In the early morning hours of July 23, 1967, a raid by Detroit police on a Blind Pig triggered five days of rioting that left 43 dead and 2000 buildings destroyed by looting and fire.

I was in Detroit that Sunday, a six-year-old kid attending a double header between the New York Yankees and Detroit Tigers. My Dad wanted me to see Mickey Mantle play before he hung up his cleats. Near the end of the opening game, we could see smoke starting to rise in the distance beyond Tiger Stadium. A rumor spread through the crowd that it was no ordinary fire. We left before the second game.

By that evening, all hell had broken loose in Detroit. The Epicenter was just west of Tiger Stadium. Neither Detroit PD or Michigan National Guards could quell the unrest. In an unprecedented move, the Insurrection Act of 1807 was used to allow LBJ to send federal troops from the 82nd Airborne to occupy an American city.

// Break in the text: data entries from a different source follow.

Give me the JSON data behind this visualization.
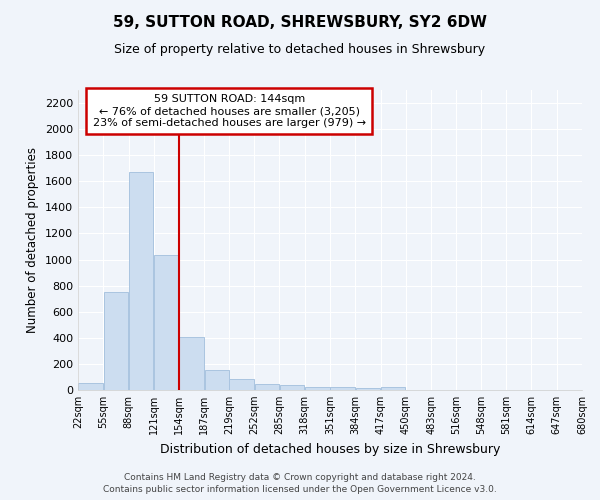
{
  "title": "59, SUTTON ROAD, SHREWSBURY, SY2 6DW",
  "subtitle": "Size of property relative to detached houses in Shrewsbury",
  "xlabel": "Distribution of detached houses by size in Shrewsbury",
  "ylabel": "Number of detached properties",
  "bar_color": "#ccddf0",
  "bar_edge_color": "#aac4e0",
  "bar_left_edges": [
    22,
    55,
    88,
    121,
    154,
    187,
    219,
    252,
    285,
    318,
    351,
    384,
    417,
    450,
    483,
    516,
    548,
    581,
    614,
    647
  ],
  "bar_heights": [
    55,
    748,
    1672,
    1035,
    408,
    152,
    82,
    45,
    35,
    22,
    20,
    13,
    20,
    0,
    0,
    0,
    0,
    0,
    0,
    0
  ],
  "bin_width": 33,
  "x_tick_labels": [
    "22sqm",
    "55sqm",
    "88sqm",
    "121sqm",
    "154sqm",
    "187sqm",
    "219sqm",
    "252sqm",
    "285sqm",
    "318sqm",
    "351sqm",
    "384sqm",
    "417sqm",
    "450sqm",
    "483sqm",
    "516sqm",
    "548sqm",
    "581sqm",
    "614sqm",
    "647sqm",
    "680sqm"
  ],
  "x_tick_positions": [
    22,
    55,
    88,
    121,
    154,
    187,
    219,
    252,
    285,
    318,
    351,
    384,
    417,
    450,
    483,
    516,
    548,
    581,
    614,
    647,
    680
  ],
  "ylim": [
    0,
    2300
  ],
  "xlim": [
    22,
    680
  ],
  "vline_x": 154,
  "vline_color": "#cc0000",
  "annotation_text": "59 SUTTON ROAD: 144sqm\n← 76% of detached houses are smaller (3,205)\n23% of semi-detached houses are larger (979) →",
  "annotation_box_color": "#ffffff",
  "annotation_box_edge_color": "#cc0000",
  "footer_line1": "Contains HM Land Registry data © Crown copyright and database right 2024.",
  "footer_line2": "Contains public sector information licensed under the Open Government Licence v3.0.",
  "background_color": "#f0f4fa",
  "plot_bg_color": "#f0f4fa",
  "grid_color": "#ffffff",
  "yticks": [
    0,
    200,
    400,
    600,
    800,
    1000,
    1200,
    1400,
    1600,
    1800,
    2000,
    2200
  ]
}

Unlike San Francisco in 1906, Detroit's destruction was man-made, self-inflicted. While San Francisco quickly rose Phoenix-like from the ashes of the Great Earthquake and Fire, Detroit quickly fell into a decline from which it has yet to recover. Those that could afford to fled the city for the suburbs. Business left, people left, the tax base eroded, and schools and infrastructure crumbled. Forty years later, the smallest victories in the fight to rebuild Detroit and its image are celebrated.